Key Takeaways:
- Bitcoin dropped below $116K, triggering $731M in liquidations, with long positions hit hardest at $585M.
- Over 213,700 traders were liquidated, as Galaxy Digital’s $1.18B BTC sell-off intensified the market downturn.
- Despite the drop, sentiment remains bullish with the Crypto Fear & Greed Index at ~70 and upside targets still cited up to $250K.
Bitcoin fell below $116,000 on July 25, triggering widespread liquidations across the crypto market.
Over $731 million in positions were wiped out in 24 hours, with long trades accounting for more than $585 million.
GM!🌞
— CoinGlass (@coinglass_com) July 25, 2025
This is crazy, 10K #Bitcoin open interest added on Binance BTCUSDT.
Big volatility is coming.https://t.co/VGU0kVivZD pic.twitter.com/mRHVCyHxJ5
More than 213,000 traders were affected, including $140 million in Bitcoin-related liquidations and $104 million tied to Ethereum, which dropped to $3,598.
Dogecoin also plunged 7% to $0.22, causing $26 million in long losses.
The sell-off followed a surge in leveraged positions and coincided with reports that Galaxy Digital moved 10,000 BTC, worth over $1.1 billion, to exchanges.
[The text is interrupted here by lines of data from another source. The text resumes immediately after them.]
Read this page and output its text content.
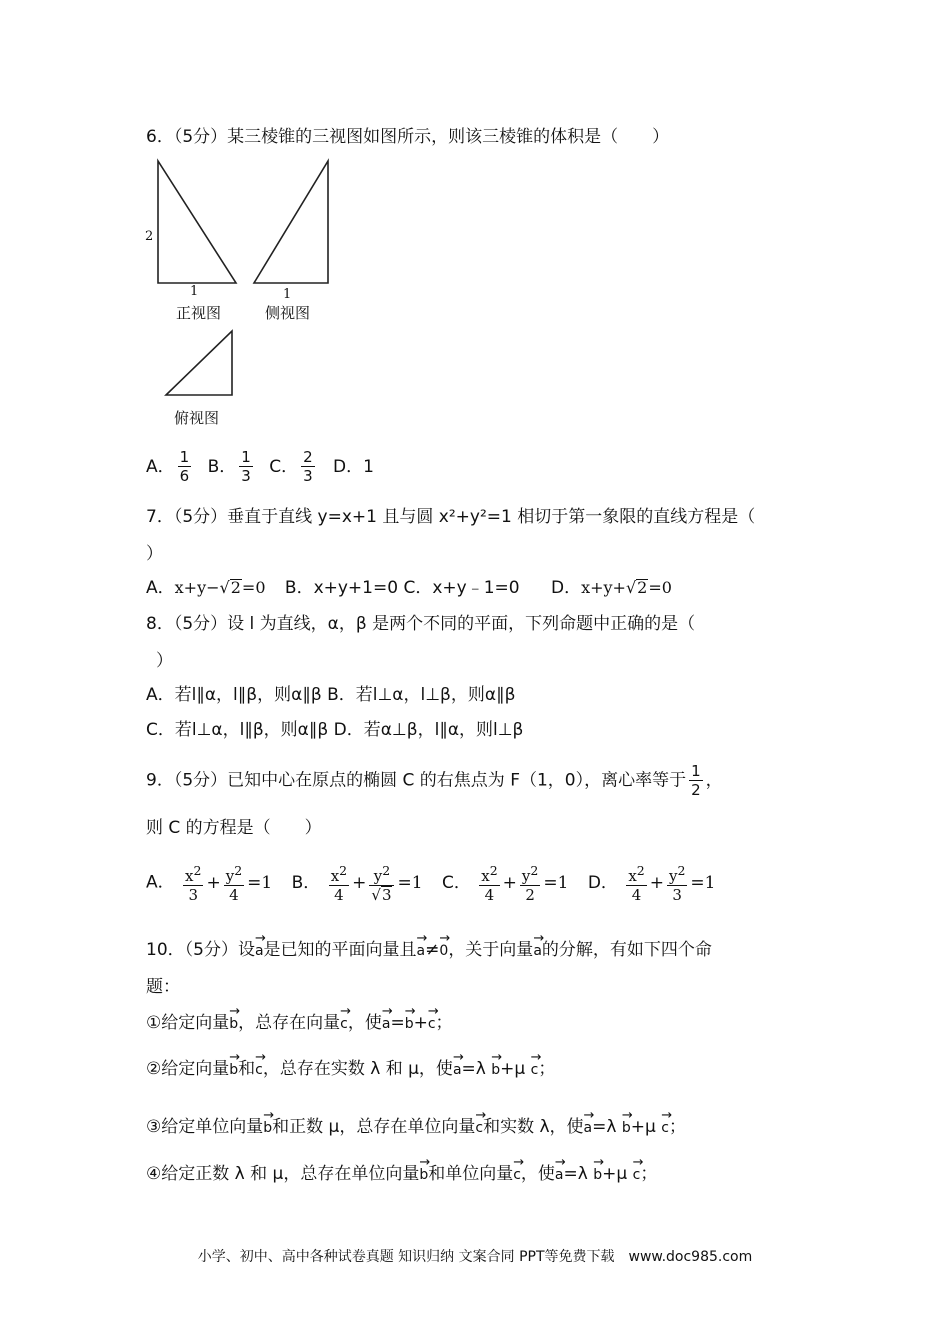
6．（5分）某三棱锥的三视图如图所示，则该三棱锥的体积是（　　）
2
1	1
正视图	侧视图
俯视图
A． $\frac{1}{6}$ B． $\frac{1}{3}$ C． $\frac{2}{3}$ D．1
7．（5分）垂直于直线 y=x+1 且与圆 x²+y²=1 相切于第一象限的直线方程是（
）
A．x+y−√2=0 B．x+y+1=0 C．x+y﹣1=0 D．x+y+√2=0
8．（5分）设 l 为直线，α，β 是两个不同的平面，下列命题中正确的是（
）
A．若l∥α，l∥β，则α∥β B．若l⊥α，l⊥β，则α∥β
C．若l⊥α，l∥β，则α∥β D．若α⊥β，l∥α，则l⊥β
9．（5分）已知中心在原点的椭圆 C 的右焦点为 F（1，0），离心率等于 $\frac{1}{2}$ ，
则 C 的方程是（　　）
A． $\frac{x^2}{3} + \frac{y^2}{4} =1$ B． $\frac{x^2}{4} + \frac{y^2}{√3} =1$ C． $\frac{x^2}{4} + \frac{y^2}{2} =1$ D． $\frac{x^2}{4} + \frac{y^2}{3} =1$
10．（5分）设→ a是已知的平面向量且→ a≠→ 0，关于向量→ a的分解，有如下四个命
题：
①给定向量→ b，总存在向量→ c，使→ a=→ b+→ c；
②给定向量→ b和→ c，总存在实数 λ 和 μ，使→ a=λ → b+μ → c；
③给定单位向量→ b和正数 μ，总存在单位向量→ c和实数 λ，使→ a=λ → b+μ → c；
④给定正数 λ 和 μ，总存在单位向量→ b和单位向量→ c，使→ a=λ → b+μ → c；
小学、初中、高中各种试卷真题 知识归纳 文案合同 PPT等免费下载　www.doc985.com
Bitcoin’s sharp 2.6% drop from recent highs around $120,000 came after a strong rally earlier in the month.
Analysts now see resistance near $118,000 and support around $113,000.
Despite the correction, market sentiment remains in “Greed” territory, and forecasts for Ethereum to reach $4,000 and Bitcoin to hit $136,000 or higher persist.
A rebound to $119,500 could liquidate over $3 billion in shorts, signaling further volatility.
While the dip reflects market fragility, it also highlights the risks tied to excessive leverage in crypto trading.